Çalışmayan Anne Sendromu

İngilizcedeki “Stay-at-home Mom” terimi Türkçeye “Çalışmayan Anne” olarak giriyor. Adil olmadığını düşündüğüm, sanki evinden fiziksel olarak çıkıp para kazanacağı bir işe gitmeyen anneler günlerini çocuğuyla oynayarak, sevgi kelebeği şeklinde gezerek, çalışma hayatının stresinden uzak, huşu içinde geçiriyormuş gibi bir anlam barındırıyor “Çalışmayan Anne” terimi… Bu terimi kullanmayı sevmediğim için yeni tanıştığım insanlar bana “Ne iş yapıyorsun?” diye sorduklarında “Oğlumu büyütüyorum” diyorum. “İşim bu…”

Deniz doğmadan çok önce “Maddi durumum el verirse bir süre çalışmaya ara verip sadece çocuğumla ilgileneceğim” diye düşündüğüm ve eşim de benim bu görüşümü desteklediği için Deniz doğduktan kısa süre sonra işe geri dönmek gibi bir telaşım olmadı. Zaten Amerika’dan yeni döndüğümüz için hâlihazırda bir işim yoktu. Yıllar boyu “Başkalarına iyiliğim dokunsun” düşüncesiyle sivil toplum örgütlerinde çalışan ben Türkiye’deki sivil toplum örgütlerinin işleyişiyle henüz çok alakadar olmadığım için herhangi bir arayışa girmedim.

Her şeyin ötesinde evde çocuğumla olabildiğim için çok mutlu ve şanslı hissediyordum kendimi…

Ancak ipin ucunu biraz kaçırmışım sanırım.

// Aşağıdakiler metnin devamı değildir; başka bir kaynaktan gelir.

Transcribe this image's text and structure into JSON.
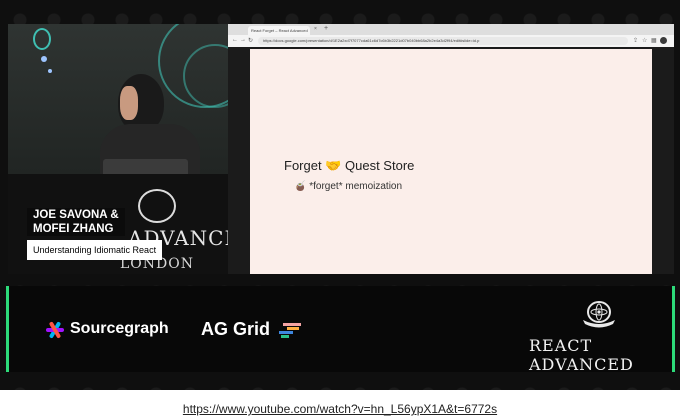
{
  "speaker": {
    "names_line1": "JOE SAVONA  &",
    "names_line2": "MOFEI ZHANG",
    "talk_title": "Understanding Idiomatic React"
  },
  "venue": {
    "podium_text": "ADVANCED",
    "podium_sub": "LONDON"
  },
  "browser": {
    "tab_title": "React Forget – React Advanced",
    "tab_close": "×",
    "tab_new": "+",
    "back": "←",
    "forward": "→",
    "reload": "↻",
    "url": "https://docs.google.com/presentation/d/1E2a2xd7f7077cda61c6d7c6b3b2221d07b040bb68a2b2e4a3d2f94/edit#slide=id.p",
    "icons": [
      "share-icon",
      "star-icon",
      "extensions-icon"
    ]
  },
  "slide": {
    "heading_left": "Forget",
    "heading_emoji": "🤝",
    "heading_right": "Quest Store",
    "bullet_emoji": "🧉",
    "bullet_text": "*forget* memoization"
  },
  "sponsors": {
    "sourcegraph": "Sourcegraph",
    "aggrid": "AG Grid",
    "brand": "REACT ADVANCED"
  },
  "colors": {
    "accent_green": "#2ddb7a",
    "slide_bg": "#fbeeea"
  },
  "footer": {
    "link_text": "https://www.youtube.com/watch?v=hn_L56ypX1A&t=6772s"
  }
}
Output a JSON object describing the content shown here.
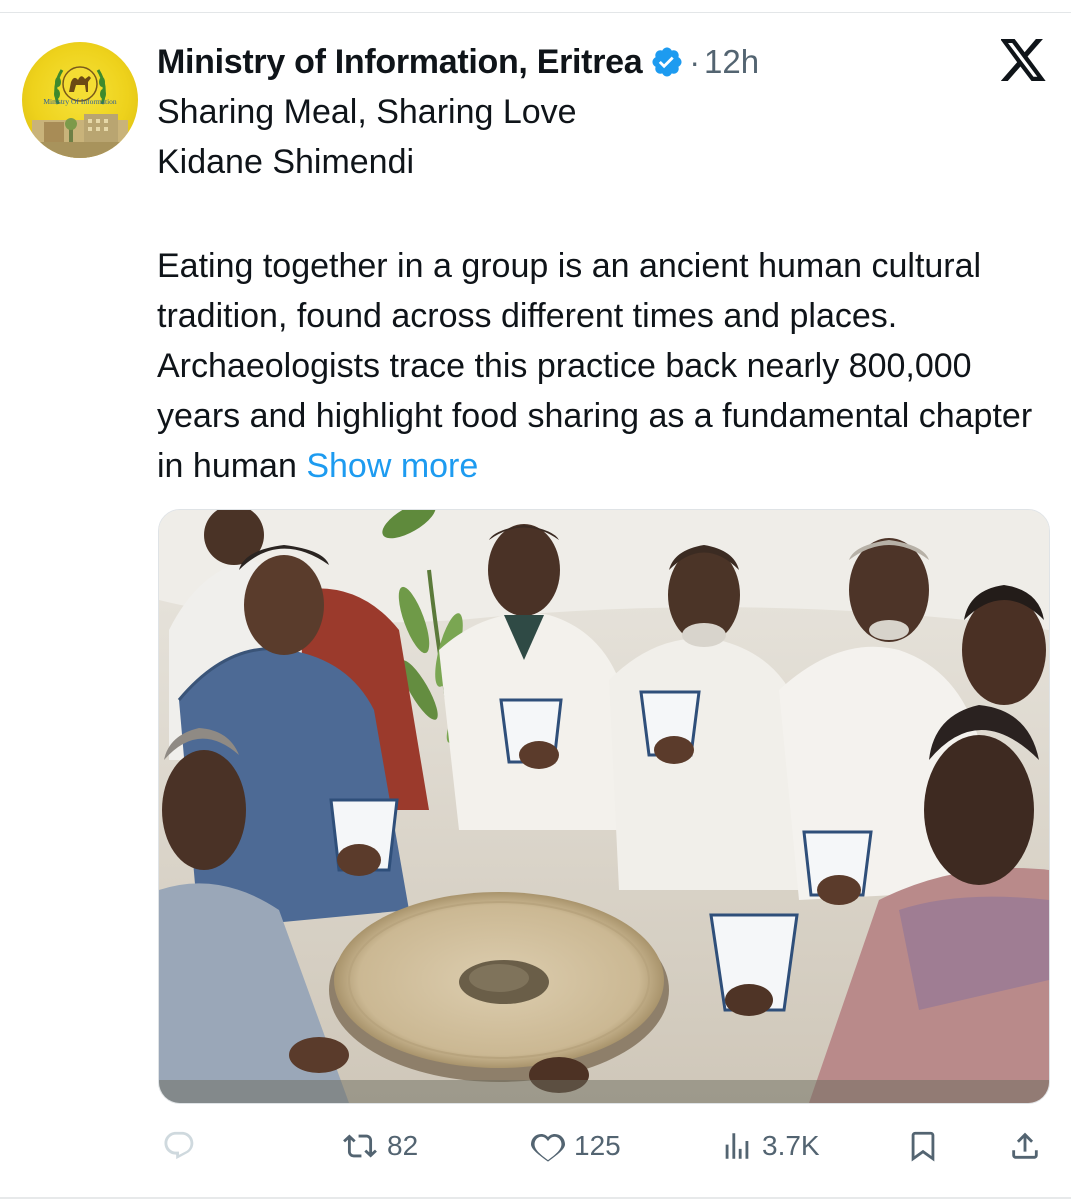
{
  "post": {
    "author_name": "Ministry of Information, Eritrea",
    "separator": "·",
    "time": "12h",
    "line1": "Sharing Meal, Sharing Love",
    "line2": "Kidane Shimendi",
    "body": "Eating together in a group is an ancient human cultural tradition, found across different times and places. Archaeologists trace this practice back nearly 800,000 years and highlight food sharing as a fundamental chapter in human",
    "show_more": "Show more",
    "avatar_text": "Ministry Of Information",
    "verified": true
  },
  "actions": {
    "reply": {
      "icon": "reply-icon",
      "count": ""
    },
    "repost": {
      "icon": "repost-icon",
      "count": "82"
    },
    "like": {
      "icon": "heart-icon",
      "count": "125"
    },
    "views": {
      "icon": "views-icon",
      "count": "3.7K"
    },
    "bookmark": {
      "icon": "bookmark-icon"
    },
    "share": {
      "icon": "share-icon"
    }
  },
  "colors": {
    "accent": "#1d9bf0",
    "text": "#0f1419",
    "secondary": "#536471",
    "avatar_yellow": "#eed21c",
    "reply_icon": "#cfd9de"
  }
}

“Amerika’da yaşıyor olsaydık temizlikçi kadınımız, bakıcımız mı olacaktı sanki? Ben heeeer şeyi kendim yaparım, çocuğumu da kimseye baktırmam. Hem işim ne, gücüm ne? Ben çalışmazken ne diye başkası baksın çocuğuma” diye başladığım çocuk büyütme misyonum meğer “Çalışmayan Anne Sendromu” olarak adlandırdığım bir hal almış.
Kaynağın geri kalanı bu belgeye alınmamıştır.